The show has a book and lyrics by Jack Thorne, who demonstrates yet again that he writes for and about youngsters better than anyone else around at the moment. The music is composed by Stephen Warbeck, better known for film scores, and his style? Well, think Suggs and Madness, although it is hard to think of anything else after an early song titled Our Home. It is a show in which familiarity breeds affection, the arc of the story being predictable from scene one, but it is the exuberant telling of it, the filling in of the detail and the fleshing out of the characters that bring joy.

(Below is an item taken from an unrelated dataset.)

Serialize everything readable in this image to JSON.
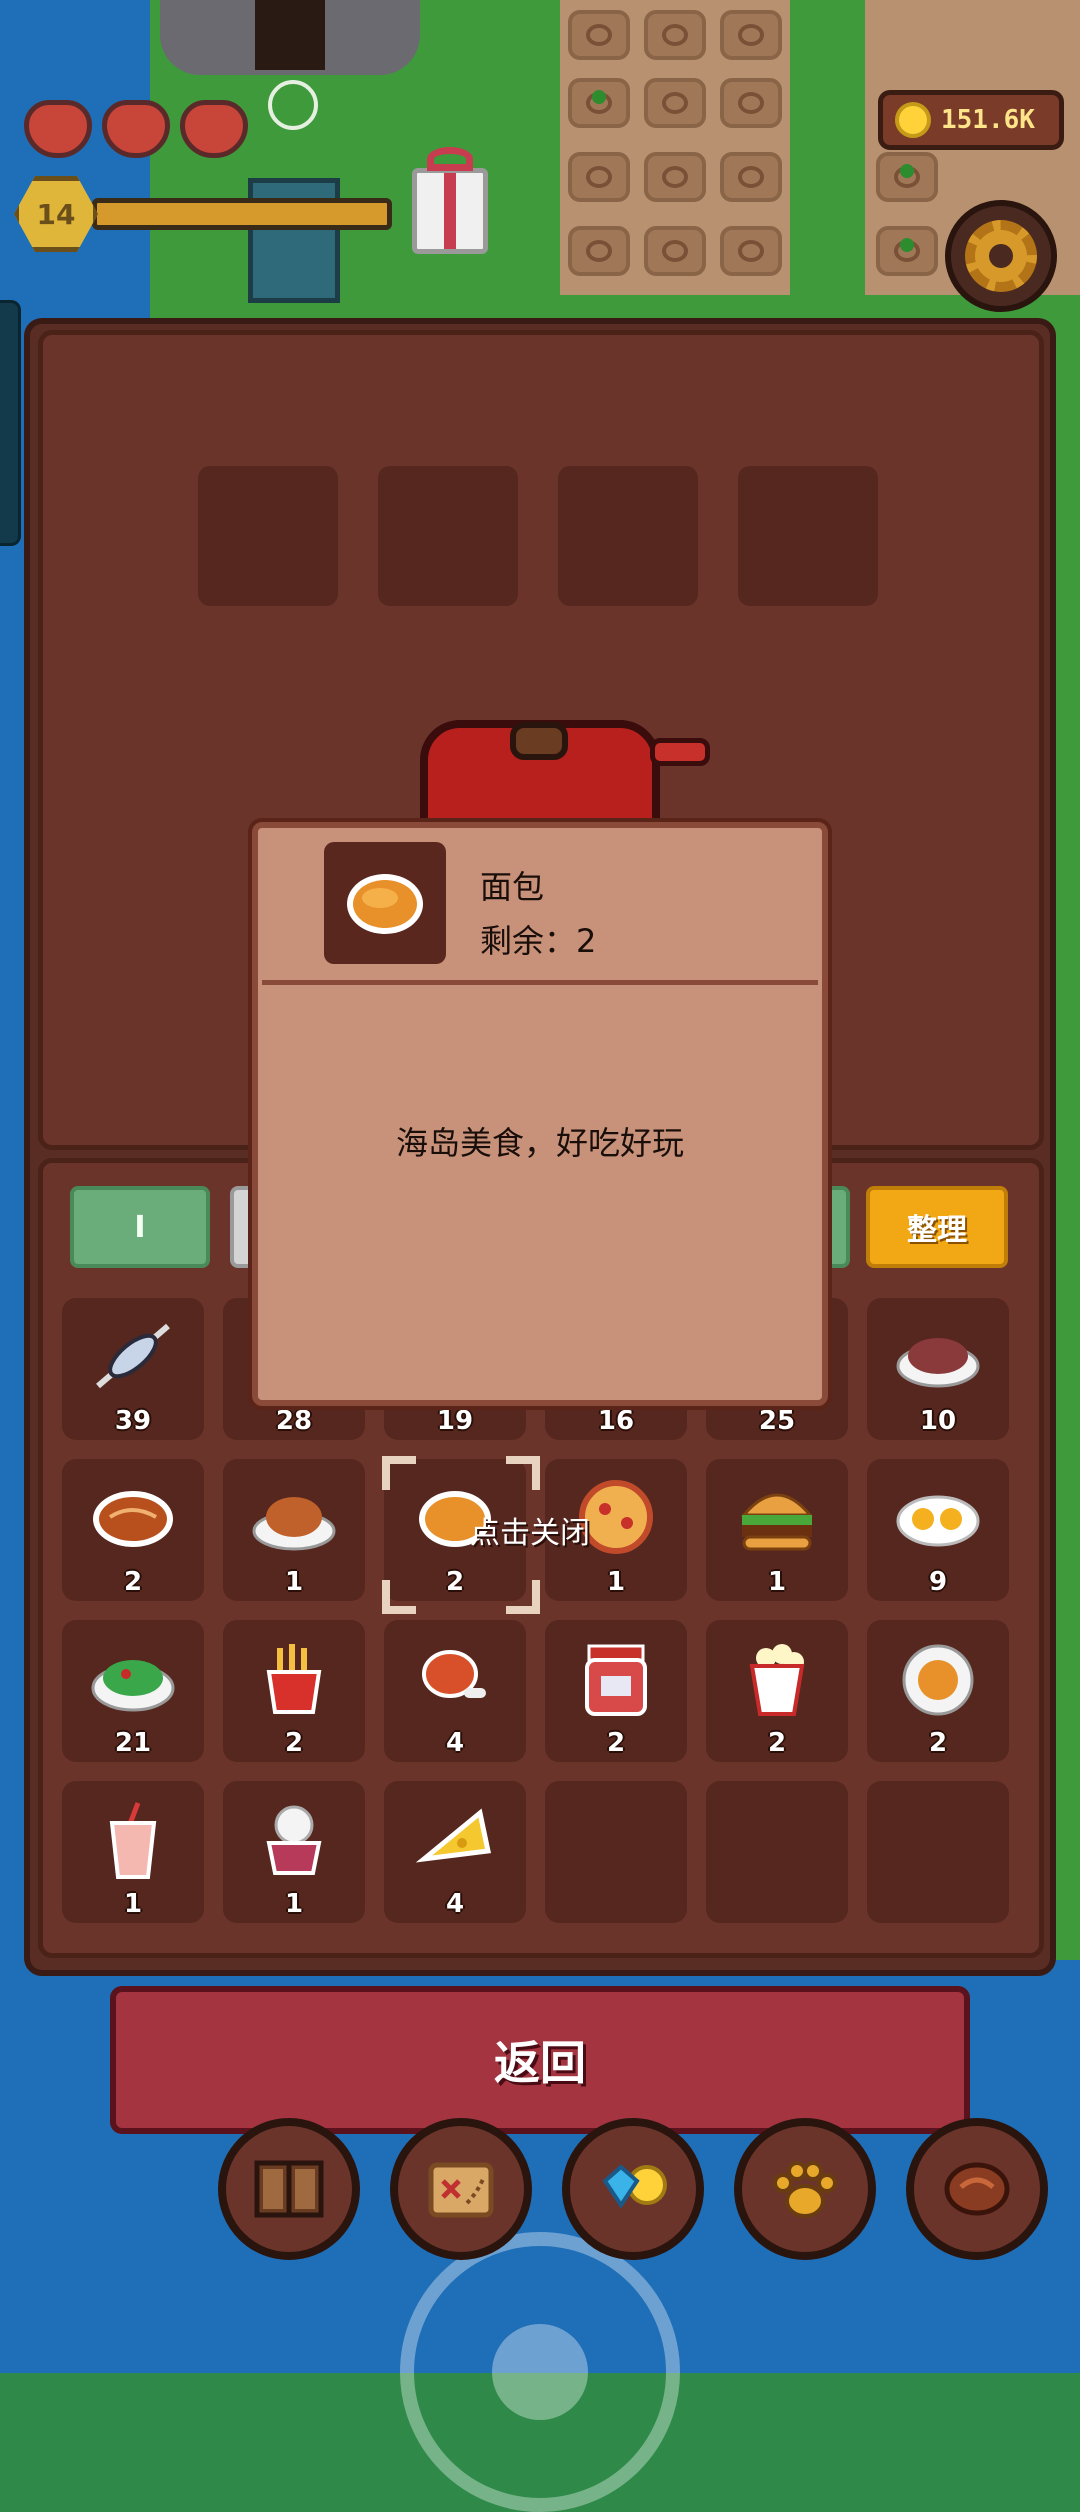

In 1979, a group of special needs kids at a Bristol school get roped in reluctantly by Rick (Callum Callaghan), a teaching assistant who is seeking his true vocation, to occupy their Winter of discontent by turning a junkyard at their school into a playground. Without calling for help from Nick Knowles, they take to the task and the experience transforms their lives. However corny this outline sounds, Junkyard is underpinned by real anger at young lives potentially going to waste. Thorne and Warbeck, both with Bristol connections, make a passionate plea for a revival of community spirit to unlock hidden talents and let new generations thrive.
The group’s leader is Fiz, played by Erin Doherty with an air of insolent nonchalance that is reminiscent of Catherine Tate’s Lauren character. She could easily have followed her older sister, “dirty” Debbie (Scarlett Brookes), into single motherhood, but she seizes her chance to break out. Nervous and uncertain Talc (a very touching performance by Enyi Okoronkwo), gains confidence and purpose and street thug Ginger (Josef Davies) find an entirely unexpected calling. It has to be said that the best that some of the actors playing “kids” can claim is that they were teenagers once, but, having said it, we can move on swiftly because all the performances are beautifully judged.
Directing for his Headlong company, Jeremy Herrin gives the production pace and youthful energy, but it is rather a pity that the cast’s excellent dancing skills are seen only fleetingly. As mentioned before, Chiara Stephenson’s set is rubbish, but its transformations are imaginative and clever lighting, designed by Jack Knowles, adds to its grimy splendour. Over 150 minutes (with interval), the story is stretched a little thin and loses its way slightly in the second half, but Thorne rescues it with with sharp and perceptive dialogue and lyrics. He sets out to inspire us, young and old, and, although his methods are obvious, resistance proves futile.